In 1941, Pfizer's John Davenport and Gordon Cragwall attended a symposium at which researchers from Columbia University, building on the work of British scientists, presented clear data that penicillin could effectively treat infections. Inspired by the possibilities, the two men offered Pfizer's assistance. That same year, Pfizer was among the companies responding to a government appeal to join a high-stakes race to see which company would develop a way to mass-produce the world's first "wonder drug."
Beginning with fermentation experiments conducted with the team at Columbia University, Pfizer would take enormous risks over the next three years in devoting its energies to penicillin production. The substance was highly unstable, and initial yields were discouragingly low. But Pfizer was determined to succeed in the quest to mass-produce this lifesaving new drug.
In the fall of 1942, Pfizer scientist Jasper Kane suggested a radically different approach, proposing that the Company attempt to produce penicillin using the same deep-tank fermentation methods perfected with citric acid. This was tremendously risky because it would require Pfizer to curtail the production of citric acid and other well-established products while it focused on the development of penicillin. It could also place the Company's existing fermentation facilities in danger of becoming contaminated by the notoriously mobile penicillium spores.
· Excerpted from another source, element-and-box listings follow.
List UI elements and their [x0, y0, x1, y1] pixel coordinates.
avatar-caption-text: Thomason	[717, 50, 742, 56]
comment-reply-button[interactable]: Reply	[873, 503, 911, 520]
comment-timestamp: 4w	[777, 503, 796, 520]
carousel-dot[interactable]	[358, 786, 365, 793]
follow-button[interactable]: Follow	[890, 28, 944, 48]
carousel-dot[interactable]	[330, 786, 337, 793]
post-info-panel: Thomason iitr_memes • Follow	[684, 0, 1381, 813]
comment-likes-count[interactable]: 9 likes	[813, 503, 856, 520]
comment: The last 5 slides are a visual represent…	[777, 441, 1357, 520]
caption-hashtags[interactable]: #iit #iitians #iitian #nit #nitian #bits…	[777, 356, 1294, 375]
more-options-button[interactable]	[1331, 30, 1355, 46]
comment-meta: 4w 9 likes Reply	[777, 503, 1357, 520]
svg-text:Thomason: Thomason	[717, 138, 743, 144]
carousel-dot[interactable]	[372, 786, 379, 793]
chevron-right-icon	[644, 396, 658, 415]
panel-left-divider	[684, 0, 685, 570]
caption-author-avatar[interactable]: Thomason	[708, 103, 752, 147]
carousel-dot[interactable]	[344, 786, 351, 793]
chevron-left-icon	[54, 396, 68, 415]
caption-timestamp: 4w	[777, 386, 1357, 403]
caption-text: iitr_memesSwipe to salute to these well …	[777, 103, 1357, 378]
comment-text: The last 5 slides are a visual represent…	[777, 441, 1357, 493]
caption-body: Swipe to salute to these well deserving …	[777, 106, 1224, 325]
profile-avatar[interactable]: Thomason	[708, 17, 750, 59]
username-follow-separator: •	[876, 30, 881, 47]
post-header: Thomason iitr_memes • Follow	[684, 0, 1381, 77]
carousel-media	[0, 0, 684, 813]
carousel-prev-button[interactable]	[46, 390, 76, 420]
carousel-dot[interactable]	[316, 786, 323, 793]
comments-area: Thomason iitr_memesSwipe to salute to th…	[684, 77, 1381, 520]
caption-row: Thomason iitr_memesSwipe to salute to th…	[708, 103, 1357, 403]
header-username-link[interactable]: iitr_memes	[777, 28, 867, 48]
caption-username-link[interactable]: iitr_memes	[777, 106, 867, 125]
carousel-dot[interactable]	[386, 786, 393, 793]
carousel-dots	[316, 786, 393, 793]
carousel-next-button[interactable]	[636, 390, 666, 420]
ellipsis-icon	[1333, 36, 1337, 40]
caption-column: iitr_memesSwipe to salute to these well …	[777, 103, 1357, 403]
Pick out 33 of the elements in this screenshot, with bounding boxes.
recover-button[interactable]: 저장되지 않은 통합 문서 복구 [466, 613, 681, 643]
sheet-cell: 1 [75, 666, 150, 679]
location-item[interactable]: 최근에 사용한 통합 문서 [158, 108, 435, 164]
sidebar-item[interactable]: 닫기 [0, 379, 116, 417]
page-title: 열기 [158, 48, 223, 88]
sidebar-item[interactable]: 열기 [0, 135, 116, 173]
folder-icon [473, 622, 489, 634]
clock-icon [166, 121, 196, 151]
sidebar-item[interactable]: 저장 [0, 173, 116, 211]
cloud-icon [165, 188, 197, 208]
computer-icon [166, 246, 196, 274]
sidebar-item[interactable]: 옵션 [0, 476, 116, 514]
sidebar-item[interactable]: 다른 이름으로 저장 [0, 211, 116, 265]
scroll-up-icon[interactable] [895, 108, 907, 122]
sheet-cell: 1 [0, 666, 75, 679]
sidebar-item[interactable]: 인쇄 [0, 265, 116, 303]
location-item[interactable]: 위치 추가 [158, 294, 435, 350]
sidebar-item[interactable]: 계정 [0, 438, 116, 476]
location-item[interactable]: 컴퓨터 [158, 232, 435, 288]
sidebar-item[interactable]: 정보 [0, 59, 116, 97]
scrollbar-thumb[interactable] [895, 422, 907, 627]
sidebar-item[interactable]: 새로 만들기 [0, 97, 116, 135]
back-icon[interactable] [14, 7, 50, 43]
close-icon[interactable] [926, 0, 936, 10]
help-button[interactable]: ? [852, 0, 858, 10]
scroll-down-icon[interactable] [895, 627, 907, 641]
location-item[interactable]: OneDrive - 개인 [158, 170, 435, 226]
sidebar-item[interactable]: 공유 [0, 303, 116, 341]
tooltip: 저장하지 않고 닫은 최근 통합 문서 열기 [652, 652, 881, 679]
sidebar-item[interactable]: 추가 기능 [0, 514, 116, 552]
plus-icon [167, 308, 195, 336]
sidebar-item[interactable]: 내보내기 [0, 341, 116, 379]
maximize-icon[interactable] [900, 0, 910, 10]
In a small room in the Brooklyn plant, Pfizer's senior management met to weigh the options — and took the leap. They voted to invest millions of dollars, putting their own assets as Pfizer stockholders at stake, to buy the equipment and facilities needed for deep-tank fermentation. Pfizer purchased a nearby vacant ice plant, and employees worked around the clock to convert it and perfect the complex production process. The plant was up and running in just four months, and soon Pfizer was producing five times more penicillin than originally anticipated.
Recognizing the superiority of the Pfizer process and desperate for massive quantities of penicillin to aid in the war effort, the U.S. government authorized 19 companies to produce the antibiotic using the Company's deep-tank fermentation techniques, which Pfizer had agreed to share with its competitors. Despite their access to Pfizer's technology, none of these companies could come close to Pfizer's production levels and quality. Indeed, Pfizer produced 90 percent of the penicillin that went ashore with Allied forces at Normandy on D-Day in 1944 and more than half of all the penicillin used by the Allies for the rest of the war, helping to save countless lives.
The company's contribution to the war effort is heralded nationwide and earns Pfizer the coveted Army-Navy "E" Award on April 17, 1943.
The race to mass-produce penicillin was over. Pfizer had emerged victorious, but the real winners were the millions of people who were to benefit from the wonder drug. Penicillin was a turning point in human history — the first real defense against bacterial infection.